Is the National Vaccine Plan’s Vision for Immunization Infrastructure a Brave New World for Immunization?
Chief Strategy Officer, Immunization Action Coalition
Co-Chair, National Adult Immunization Summit and National Influenza Vaccine Summit
Since the National Vaccine Plan was published, the National Vaccine Program Office, in implementing the Plan, has wisely encouraged and welcomed collaboration with external partners. The National Adult and Influenza Immunization Summit (NAIIS) serves as a wonderful example of the trusted collaboration that can result from external partnerships. Indeed, NAIIS is part of a responsive framework which now exists to not only connect the efforts of the agencies within the federal government, but also to connect the federal government with multiple external partners, through which activities to improve immunization objectives can be identified and accomplished.
Through Goal 4 of the National Vaccine Plan, which is focused on the nation’s immunization infrastructure, the country has significantly improved its ability to monitor immunization coverage and vaccine effectiveness, as well as survey for vaccine preventable diseases. Recognizing the diversity of the adult population and adult vaccination providers, National Vaccine Advisory Committee (NVAC) has updated its Standards for Adult Immunization Practice to emphasize the responsibility of ALL providers of adult care to assess for, strongly recommend and provide appropriate vaccines, or refer the adult to a provider who immunizes.
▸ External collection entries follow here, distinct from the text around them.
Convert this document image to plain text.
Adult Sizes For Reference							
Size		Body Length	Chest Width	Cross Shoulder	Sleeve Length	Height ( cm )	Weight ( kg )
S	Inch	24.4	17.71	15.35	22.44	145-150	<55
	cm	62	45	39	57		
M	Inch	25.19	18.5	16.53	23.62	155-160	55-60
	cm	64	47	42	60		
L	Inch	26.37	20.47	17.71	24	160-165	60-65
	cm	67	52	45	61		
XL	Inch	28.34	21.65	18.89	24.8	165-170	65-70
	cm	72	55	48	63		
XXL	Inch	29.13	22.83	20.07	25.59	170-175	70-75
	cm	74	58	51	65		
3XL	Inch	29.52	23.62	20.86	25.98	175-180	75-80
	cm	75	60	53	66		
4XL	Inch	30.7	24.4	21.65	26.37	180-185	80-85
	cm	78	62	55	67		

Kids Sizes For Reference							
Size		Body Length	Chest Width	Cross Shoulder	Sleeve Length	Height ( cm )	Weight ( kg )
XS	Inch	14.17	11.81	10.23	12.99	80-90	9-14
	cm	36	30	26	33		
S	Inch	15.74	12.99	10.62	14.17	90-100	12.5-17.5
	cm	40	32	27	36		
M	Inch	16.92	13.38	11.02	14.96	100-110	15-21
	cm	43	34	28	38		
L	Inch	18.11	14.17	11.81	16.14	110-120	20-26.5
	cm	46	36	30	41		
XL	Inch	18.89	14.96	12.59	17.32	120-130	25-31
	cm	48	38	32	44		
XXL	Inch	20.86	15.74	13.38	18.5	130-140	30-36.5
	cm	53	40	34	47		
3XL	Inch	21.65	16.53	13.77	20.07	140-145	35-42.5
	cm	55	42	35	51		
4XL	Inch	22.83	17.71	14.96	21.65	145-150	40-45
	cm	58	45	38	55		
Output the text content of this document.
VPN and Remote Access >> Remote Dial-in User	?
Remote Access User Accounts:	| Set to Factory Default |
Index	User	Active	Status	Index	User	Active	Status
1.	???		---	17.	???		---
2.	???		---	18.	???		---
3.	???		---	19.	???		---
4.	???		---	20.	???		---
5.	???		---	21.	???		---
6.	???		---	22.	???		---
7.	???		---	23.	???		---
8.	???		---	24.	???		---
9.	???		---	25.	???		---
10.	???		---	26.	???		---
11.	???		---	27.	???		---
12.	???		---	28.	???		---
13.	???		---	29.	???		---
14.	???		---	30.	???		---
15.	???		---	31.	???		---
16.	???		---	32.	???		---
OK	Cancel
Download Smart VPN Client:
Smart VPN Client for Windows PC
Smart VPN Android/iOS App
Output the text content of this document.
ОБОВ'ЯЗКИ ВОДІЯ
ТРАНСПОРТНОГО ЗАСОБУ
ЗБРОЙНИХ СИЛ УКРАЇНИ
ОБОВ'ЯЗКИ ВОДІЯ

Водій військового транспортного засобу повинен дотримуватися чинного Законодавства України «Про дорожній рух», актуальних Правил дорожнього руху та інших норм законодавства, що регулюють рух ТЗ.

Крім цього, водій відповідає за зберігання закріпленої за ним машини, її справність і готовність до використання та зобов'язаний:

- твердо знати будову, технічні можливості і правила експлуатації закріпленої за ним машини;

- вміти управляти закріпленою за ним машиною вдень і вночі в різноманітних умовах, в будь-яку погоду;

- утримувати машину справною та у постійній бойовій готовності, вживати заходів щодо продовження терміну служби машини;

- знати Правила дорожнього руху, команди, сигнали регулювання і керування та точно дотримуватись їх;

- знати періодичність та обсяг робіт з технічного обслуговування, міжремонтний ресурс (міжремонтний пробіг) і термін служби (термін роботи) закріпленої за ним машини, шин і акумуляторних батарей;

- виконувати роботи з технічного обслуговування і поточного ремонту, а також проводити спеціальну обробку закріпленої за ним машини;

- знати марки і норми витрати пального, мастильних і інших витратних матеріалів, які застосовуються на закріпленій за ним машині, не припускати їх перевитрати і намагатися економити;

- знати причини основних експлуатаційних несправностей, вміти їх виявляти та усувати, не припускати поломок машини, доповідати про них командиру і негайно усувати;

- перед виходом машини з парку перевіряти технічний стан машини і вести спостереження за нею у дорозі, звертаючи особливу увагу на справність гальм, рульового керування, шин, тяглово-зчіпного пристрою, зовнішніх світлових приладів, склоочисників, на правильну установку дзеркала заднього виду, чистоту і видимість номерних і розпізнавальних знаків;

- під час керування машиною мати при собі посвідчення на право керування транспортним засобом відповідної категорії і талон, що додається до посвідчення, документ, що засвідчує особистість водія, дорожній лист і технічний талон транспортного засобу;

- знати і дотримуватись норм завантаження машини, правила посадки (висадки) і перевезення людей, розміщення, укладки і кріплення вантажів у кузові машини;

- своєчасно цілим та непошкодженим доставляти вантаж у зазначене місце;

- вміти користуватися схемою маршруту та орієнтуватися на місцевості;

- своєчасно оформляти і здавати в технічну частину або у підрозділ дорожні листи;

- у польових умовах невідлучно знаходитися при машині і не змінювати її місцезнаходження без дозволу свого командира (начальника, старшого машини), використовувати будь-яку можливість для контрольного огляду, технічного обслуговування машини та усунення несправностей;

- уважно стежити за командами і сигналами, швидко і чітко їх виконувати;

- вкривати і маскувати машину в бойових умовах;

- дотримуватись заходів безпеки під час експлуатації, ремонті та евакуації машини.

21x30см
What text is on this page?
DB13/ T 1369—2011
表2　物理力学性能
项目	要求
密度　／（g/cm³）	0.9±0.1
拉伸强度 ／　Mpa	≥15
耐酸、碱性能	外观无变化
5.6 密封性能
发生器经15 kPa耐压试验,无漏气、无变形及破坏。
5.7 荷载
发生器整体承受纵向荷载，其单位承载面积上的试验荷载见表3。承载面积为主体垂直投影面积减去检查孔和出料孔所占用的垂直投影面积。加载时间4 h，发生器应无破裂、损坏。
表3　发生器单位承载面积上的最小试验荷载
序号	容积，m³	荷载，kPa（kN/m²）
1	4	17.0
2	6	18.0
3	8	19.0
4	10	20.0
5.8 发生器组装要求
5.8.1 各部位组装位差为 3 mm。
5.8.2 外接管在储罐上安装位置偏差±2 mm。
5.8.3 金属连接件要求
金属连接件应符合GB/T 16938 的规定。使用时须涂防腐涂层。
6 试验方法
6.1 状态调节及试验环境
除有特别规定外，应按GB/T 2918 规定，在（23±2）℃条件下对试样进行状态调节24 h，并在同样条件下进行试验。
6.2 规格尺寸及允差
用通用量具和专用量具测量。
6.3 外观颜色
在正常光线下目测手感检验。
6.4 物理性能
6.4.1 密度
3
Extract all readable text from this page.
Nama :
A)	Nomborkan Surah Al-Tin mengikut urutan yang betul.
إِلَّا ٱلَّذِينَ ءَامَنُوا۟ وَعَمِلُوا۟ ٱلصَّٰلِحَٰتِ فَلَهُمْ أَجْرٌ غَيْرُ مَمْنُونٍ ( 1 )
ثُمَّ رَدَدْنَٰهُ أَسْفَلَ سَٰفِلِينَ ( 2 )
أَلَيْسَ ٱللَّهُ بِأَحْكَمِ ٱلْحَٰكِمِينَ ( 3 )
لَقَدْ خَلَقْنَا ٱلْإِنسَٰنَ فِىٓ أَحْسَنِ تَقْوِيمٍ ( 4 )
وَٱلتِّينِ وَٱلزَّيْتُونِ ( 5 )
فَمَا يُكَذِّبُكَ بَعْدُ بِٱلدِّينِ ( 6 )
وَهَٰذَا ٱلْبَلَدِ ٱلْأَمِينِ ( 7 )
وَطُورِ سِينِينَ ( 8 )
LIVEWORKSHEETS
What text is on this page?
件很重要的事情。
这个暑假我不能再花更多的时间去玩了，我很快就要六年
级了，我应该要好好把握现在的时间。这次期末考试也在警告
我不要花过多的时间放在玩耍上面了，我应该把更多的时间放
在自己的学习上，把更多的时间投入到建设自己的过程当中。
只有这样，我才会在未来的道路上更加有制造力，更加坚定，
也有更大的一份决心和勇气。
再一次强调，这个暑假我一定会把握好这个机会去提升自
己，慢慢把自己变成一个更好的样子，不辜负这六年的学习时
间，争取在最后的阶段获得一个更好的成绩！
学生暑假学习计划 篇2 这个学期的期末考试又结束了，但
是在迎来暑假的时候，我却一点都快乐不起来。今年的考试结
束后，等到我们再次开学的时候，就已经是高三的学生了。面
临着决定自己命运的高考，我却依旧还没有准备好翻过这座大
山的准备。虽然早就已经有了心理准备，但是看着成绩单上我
Our ability to detect and respond to outbreaks has been tested with pertussis and measles, and Hib disease outbreaks and the system has responded admirably. However, as pointed out in the recent NVAC report on the 317 program, the immunization infrastructure is fragile as a result of a lack of resources and from funding cuts, and we must commit resources and continue collaboratively to maintain this delicate system.
The implementation of the Affordable Care Act will play an important role in the elimination of financial barriers to immunizations for patients. Indeed, no-cost access to recommended vaccines will be much improved, especially for privately insured persons and those covered under expanded Medicaid. The NAIIS and others have worked to increase awareness among providers and the public about the impact of the Affordable Care Act, but continued education is necessary. Challenges remain, including persistent confusion about vaccine coverage within the Affordable Care Act. Additionally, the need to improve access points to vaccines for a large number of newly-eligible persons will stress the infrastructure. Vigilance is necessary to ensure the adequacy of payment to all providers of immunization services, especially as the Affordable Care Act improves access.
As we improve the immunization infrastructure, an adequate vaccine supply is necessary. More significantly, we need to be able to determine the status of vaccine supply at any given time. As the National Vaccine Plan is implemented, we must continue to respect the importance of our vaccine manufacturers, and to support continued research and development into new vaccines. NVPO’s collaboration with the Institute of Medicine to prioritize vaccines for research and development is an excellent starting point.
Integration of Immunization Information Systems (IIS) into Electronic Health Records (EHRs) is necessary to improve assessment, administration, and documentation of immunizations. Perhaps more importantly, this important component of our infrastructure will allow us to measure the outcomes from our immunization efforts. As immunizations, particularly for adults, are provided at multiple access points, the ability to record immunizations received into an integrated system is critical. If meaningful use is successfully implemented, health systems, providers, patients, and public health will be able to harness the data from IIS and EHRs to improve immunization activities.
In conclusion, the remarkable health and cost benefits that we have achieved in immunization can only be advanced if the nation values the immunization infrastructure that is its foundation. As a country we need to commit the resources (financial and otherwise) necessary to advance the bold vision of Goal 4 of the NVP and the progress it promises. In addition, it is imperative that the existing critical, but often invisible, immunization infrastructure not collapse as a result of lack of funding or political will. Should this happen, the public will lose the hard fought gains in immunizations that we have accomplished.